BROWN’S NEW YORK DELI
1201 S. Orlando Ave., Maitland | 407- 960-6999 | brownsnydeli.com | $$
It’s difficult to describe how different my two experiences were when I lunched at Brown’s New York Deli in Maitland. The first time was frantic, tense and fraught with gaping holes, both in the service and the fare. The second visit was completely smooth, marked by satisfying and flavorful dishes and gracious service.
Brown’s fills a need. It’s an all-kosher establishment, adhering to the strict cleanliness standards set by Jewish kashrut rules, something Orlando has been sorely lacking since the closure of Amira’s Kosher Deli five years ago. This place harkens back to classic New York Jewish delis, featuring photos of NY mainstays like Lindy’s, Katz’s, Russ & Daughters and Carnegie Deli.

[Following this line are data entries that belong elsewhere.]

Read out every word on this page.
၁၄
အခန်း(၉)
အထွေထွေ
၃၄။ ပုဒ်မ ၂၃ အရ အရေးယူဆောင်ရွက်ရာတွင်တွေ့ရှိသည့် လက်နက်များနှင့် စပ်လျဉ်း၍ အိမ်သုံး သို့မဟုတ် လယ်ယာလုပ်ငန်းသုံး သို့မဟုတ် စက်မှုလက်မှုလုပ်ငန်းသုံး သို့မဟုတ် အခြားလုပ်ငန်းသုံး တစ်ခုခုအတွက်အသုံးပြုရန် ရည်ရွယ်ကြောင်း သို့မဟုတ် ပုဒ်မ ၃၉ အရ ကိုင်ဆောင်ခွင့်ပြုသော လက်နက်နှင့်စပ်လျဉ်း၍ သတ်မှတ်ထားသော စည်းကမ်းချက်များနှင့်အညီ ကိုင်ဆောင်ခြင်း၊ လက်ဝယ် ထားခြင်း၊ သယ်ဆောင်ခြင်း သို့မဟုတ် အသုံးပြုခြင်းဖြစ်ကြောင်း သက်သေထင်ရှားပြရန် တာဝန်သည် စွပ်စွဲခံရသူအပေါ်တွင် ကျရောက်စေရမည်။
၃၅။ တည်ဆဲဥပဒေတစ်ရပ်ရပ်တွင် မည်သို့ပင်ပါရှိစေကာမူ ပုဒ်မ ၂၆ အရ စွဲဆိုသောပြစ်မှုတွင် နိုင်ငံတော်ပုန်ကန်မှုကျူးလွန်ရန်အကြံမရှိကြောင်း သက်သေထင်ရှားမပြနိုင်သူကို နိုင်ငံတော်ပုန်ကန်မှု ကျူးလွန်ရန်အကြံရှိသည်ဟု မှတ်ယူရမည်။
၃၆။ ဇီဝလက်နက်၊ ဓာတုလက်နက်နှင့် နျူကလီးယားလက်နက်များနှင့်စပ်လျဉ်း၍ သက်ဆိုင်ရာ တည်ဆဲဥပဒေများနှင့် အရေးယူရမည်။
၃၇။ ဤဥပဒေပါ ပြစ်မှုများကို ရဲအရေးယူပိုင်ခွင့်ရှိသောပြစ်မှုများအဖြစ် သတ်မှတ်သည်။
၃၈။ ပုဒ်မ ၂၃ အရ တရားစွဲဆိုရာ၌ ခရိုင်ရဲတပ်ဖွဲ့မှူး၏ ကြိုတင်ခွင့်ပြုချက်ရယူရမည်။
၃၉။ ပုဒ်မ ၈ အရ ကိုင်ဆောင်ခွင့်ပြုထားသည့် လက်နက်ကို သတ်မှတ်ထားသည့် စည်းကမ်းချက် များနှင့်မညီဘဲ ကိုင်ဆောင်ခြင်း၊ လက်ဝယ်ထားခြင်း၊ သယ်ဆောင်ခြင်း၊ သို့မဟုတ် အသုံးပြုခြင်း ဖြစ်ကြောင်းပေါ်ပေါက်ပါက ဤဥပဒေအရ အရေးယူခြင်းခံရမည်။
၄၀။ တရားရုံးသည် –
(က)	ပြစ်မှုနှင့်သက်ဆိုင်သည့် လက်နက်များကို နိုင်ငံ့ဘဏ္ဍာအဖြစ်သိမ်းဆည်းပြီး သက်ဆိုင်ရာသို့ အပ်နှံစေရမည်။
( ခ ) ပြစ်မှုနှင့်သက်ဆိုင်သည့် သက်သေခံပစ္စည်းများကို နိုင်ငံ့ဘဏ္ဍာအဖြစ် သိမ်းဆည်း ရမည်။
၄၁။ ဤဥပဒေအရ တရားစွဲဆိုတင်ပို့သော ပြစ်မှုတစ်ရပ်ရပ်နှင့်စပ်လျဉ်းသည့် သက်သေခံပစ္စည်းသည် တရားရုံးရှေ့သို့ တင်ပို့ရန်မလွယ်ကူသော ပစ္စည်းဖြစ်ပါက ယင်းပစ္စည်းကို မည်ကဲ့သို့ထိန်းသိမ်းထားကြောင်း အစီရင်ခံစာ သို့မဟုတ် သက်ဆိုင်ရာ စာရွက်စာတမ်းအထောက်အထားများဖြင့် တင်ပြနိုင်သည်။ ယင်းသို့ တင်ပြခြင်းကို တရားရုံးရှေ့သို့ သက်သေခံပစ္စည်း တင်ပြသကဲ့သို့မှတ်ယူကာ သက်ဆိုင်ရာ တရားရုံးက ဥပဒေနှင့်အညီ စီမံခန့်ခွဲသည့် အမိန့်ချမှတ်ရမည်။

The homage and respect is there, and Brown’s effort is valiant, but falls short. The pastrami sandwich ($10.95) isn’t piled quite as high (though the price is pretty lofty); the brisket ($13.95) isn’t quite as meltingly tender.
The stuffed cabbage ($5.50), though, is a show-stopper, filled with savory rice and ground beef and appropriately drowned in thick, sweet tomato sauce. The long-cooked raisins lend just the right sweetness. The complimentary refillable dishes of half-sour pickles and coleslaw that appear almost instantaneously upon being seated are a happy surprise. An appropriately gigantic, fluffy matzo ball bobs in a bowl of luxuriant broth ($4.25).
Brown’s also offers a wide array of rotating house-made desserts, including linzer cookies crunchy with almond meal and raspberry jam ($1.25) and giant meringue cookies that alternate between crisp and marshmallowy ($1.25). Pick up a loaf of fresh, eggy challah for French toast or sandwiches ($3.85).
The main difference between my two experiences was the hour: The first time we visited during peak, standing-room-only weekend brunch, and the second was at an off-peak hour. Forewarned is forearmed: It’s worth waiting until the place is pretty empty to skip the harried service and get down to the nosh.